I Decide Self- Determination is Making My Dreams Happen by Having Choices and Control over My Life
Student-Led IEPs foster Self-Determination Self-Determination is “a combination of skills, knowledge, and beliefs that enable a person to engage in goal-directed, self- regulated, autonomous behavior. An understanding of one's strengths and limitations, together with a belief of oneself as capable and effective are essential to self-determination. When acting on the basis of these skills and attitudes, individuals have greater ability to take control of their lives and assume the role of successful adults in our society” (Field, Martin, Miller, Ward, and Wehmeyer, 1998, p.2). Wehmeyer (2002)also says, “Self-determined people are actors in their own lives instead of being acted upon by others.”
Becoming My Own Self-Advocate As an Adult, you will need to speak up for yourself. When you do this you are being a “self-advocate”. Good Self-Advocates are informed about the topic they are discussing. They speak calmly and clearly. They listen while others speak and consider the importance of what they are hearing.

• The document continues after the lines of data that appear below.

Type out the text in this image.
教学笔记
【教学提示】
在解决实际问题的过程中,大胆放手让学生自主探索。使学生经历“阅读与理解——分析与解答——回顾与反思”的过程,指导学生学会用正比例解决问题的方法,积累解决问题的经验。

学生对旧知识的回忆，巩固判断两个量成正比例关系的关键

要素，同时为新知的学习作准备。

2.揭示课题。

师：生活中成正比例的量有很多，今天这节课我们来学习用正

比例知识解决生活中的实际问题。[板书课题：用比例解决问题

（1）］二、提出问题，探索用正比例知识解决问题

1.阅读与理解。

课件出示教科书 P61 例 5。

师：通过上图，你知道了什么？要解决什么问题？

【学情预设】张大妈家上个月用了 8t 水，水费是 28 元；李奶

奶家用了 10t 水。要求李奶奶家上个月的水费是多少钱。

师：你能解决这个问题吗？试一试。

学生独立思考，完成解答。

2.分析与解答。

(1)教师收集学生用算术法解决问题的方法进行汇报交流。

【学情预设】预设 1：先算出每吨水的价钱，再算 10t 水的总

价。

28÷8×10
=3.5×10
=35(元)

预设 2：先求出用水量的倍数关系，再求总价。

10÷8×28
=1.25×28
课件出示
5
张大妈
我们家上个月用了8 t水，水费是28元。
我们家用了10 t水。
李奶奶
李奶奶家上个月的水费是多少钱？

What does the law say about students leading their IEP meetings? The Individuals with Disabilities Education Act says: Students (regardless of how young, but always by age 16) must be invited to an IEP meeting where transition will be discussed. AND The student’s individual strengths, weaknesses, needs, and interests must be considered when the IEP is being completed, as well as throughout its implementation
Student Led IEPs Student Focused Planning Student Development Collaboration and Program Structure Family Involvement Source: National Secondary Transition Technical Assistance Center Student-Led IEPs incorporate proven best practices in transition education
Existing Curriculums and Guides Choicemaker- “Self-Directed IEP” Choicemaker- “Self-Directed IEP” Next S.T.E.P. Next S.T.E.P. Whose Future is it anyway?- The ARC Whose Future is it anyway?- The ARC Nichcy’s-A Student’s Guide to the IEP Nichcy’s-A Student’s Guide to the IEP
Examples of Students Leading IEP Meetings
Quick Start Guide 4 Steps Step 1- Pre-Meeting Planning Step 2- During Meeting Activities Step 3- Post Meeting Debriefing Step 4- Annual Review of Previous Meeting
STEP 1- Pre-Meeting Planning Activities: 1. Case manager completes state mandated sections of IEP. 2. Student completes interest inventories and skill assessments 3. Case manager and student work together to choose remaining goals, based on results of assessments 4. Mode of IEP meeting presentation is decided upon 5. Components of meeting are created 6. Student practices
Step 2: During meeting activities 1. Case manager explains that student will be leading meeting and questions may be presented to him or her, as well as the student, as meeting proceeds. 2. Student begins the meeting. 3. Case manager sits back and listens unless the student or other team members have questions. 4. Case manager takes control of meeting back over at the necessary point
Step 3: Post-meeting debriefing 1. Case manager provides student with much praise for his or her performance in meeting. 2. Case manager asks student how he or she felt during meeting. 3. Case manager asks student what went well and what could have gone better. 4. Case manager documents student response and files them with the IEP for future reference. 5. If meeting was filmed, watch it and discuss.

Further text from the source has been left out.